Noticias frescas daqui da terra:
Parece que as alheiras de Mirandela andam a provocar comichão aí a uns vizinhos.
Porra, eu que grama à brava de alheiras.

1.01 said...

Sonho:

"Into The Labyrinth" (1993)
Dead Can Dance

-Yulunga (Sprit Dance)
-Ariadne
-Towards The Within
-Tell Me About The Forest (You Once -Called Home)
-The Spider's Stratagem
-How Fortunate The Man With None

"Little brother":
Já estava em pleno vôo quando as tuas alheiras me vieram acordar em Trás-os-montes!
Quem bom acordar em trás-os-montes.
E me lembrar dos cristãos-novos que inventaram as alheiras, ao que parece.

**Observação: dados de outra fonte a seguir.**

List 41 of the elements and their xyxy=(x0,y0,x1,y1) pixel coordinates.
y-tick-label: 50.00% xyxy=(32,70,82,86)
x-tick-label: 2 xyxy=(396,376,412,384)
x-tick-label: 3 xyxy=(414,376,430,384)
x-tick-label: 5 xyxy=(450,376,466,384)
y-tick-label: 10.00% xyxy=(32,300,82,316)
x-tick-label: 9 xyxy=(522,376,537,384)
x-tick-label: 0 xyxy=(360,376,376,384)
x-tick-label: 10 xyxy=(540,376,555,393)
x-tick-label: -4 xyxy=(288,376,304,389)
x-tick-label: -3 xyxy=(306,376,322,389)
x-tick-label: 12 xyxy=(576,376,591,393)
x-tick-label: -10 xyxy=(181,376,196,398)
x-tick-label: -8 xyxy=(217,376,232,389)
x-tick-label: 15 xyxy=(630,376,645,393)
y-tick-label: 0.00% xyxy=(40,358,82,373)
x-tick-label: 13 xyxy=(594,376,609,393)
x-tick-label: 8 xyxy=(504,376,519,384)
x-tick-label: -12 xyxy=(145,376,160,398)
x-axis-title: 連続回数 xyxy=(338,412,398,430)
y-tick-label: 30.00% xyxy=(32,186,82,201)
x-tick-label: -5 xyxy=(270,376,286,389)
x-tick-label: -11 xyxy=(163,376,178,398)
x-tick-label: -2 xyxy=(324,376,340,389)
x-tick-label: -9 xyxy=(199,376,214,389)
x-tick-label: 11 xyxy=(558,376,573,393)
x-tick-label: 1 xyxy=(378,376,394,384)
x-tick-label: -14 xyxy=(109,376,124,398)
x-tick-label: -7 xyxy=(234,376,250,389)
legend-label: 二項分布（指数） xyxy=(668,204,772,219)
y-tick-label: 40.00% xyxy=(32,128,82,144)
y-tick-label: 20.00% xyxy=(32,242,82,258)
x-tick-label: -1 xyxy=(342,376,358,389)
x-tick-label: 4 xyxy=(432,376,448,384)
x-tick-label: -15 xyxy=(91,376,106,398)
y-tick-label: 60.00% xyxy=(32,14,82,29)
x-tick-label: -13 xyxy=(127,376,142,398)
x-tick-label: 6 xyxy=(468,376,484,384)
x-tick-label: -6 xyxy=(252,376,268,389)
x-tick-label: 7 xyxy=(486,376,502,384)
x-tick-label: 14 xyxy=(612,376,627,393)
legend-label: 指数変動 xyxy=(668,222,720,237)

Dá-me para isto quando a primeira lua cheia a seguir ao equinócio da primavera se aproxima.

abraços!

Frioleiras said...

a primavera raz as cerejas...
... cerejas,
o fruto
mais belo,
do mundo...
é um encanto,
qd aparecem ,
um encanto...
a primavera, tão rénua,
em breve se desfaz,
rebenta.
no calor
agressivo
do
verão ...

1.01 said...

Ola! long time no see :)
Eu estou indeciso entre as cerejas e as melancias como o fruto mais bonito do mundo...

E' tao bonito ver crescer as melancias, e depois abri-las e ver que esta uma cereja gigante la dentro.

"the watermelons are tasting so sweet this year, it's got to be a good year, it's got to be our year"

http://perso.orange.fr/vivonzeureux/lewisfurey/lewisalbum.html#lovecomes

Maria Ostra said...

Venham elas - as cerejas...umas atrás das outras...como as palavras(?) :)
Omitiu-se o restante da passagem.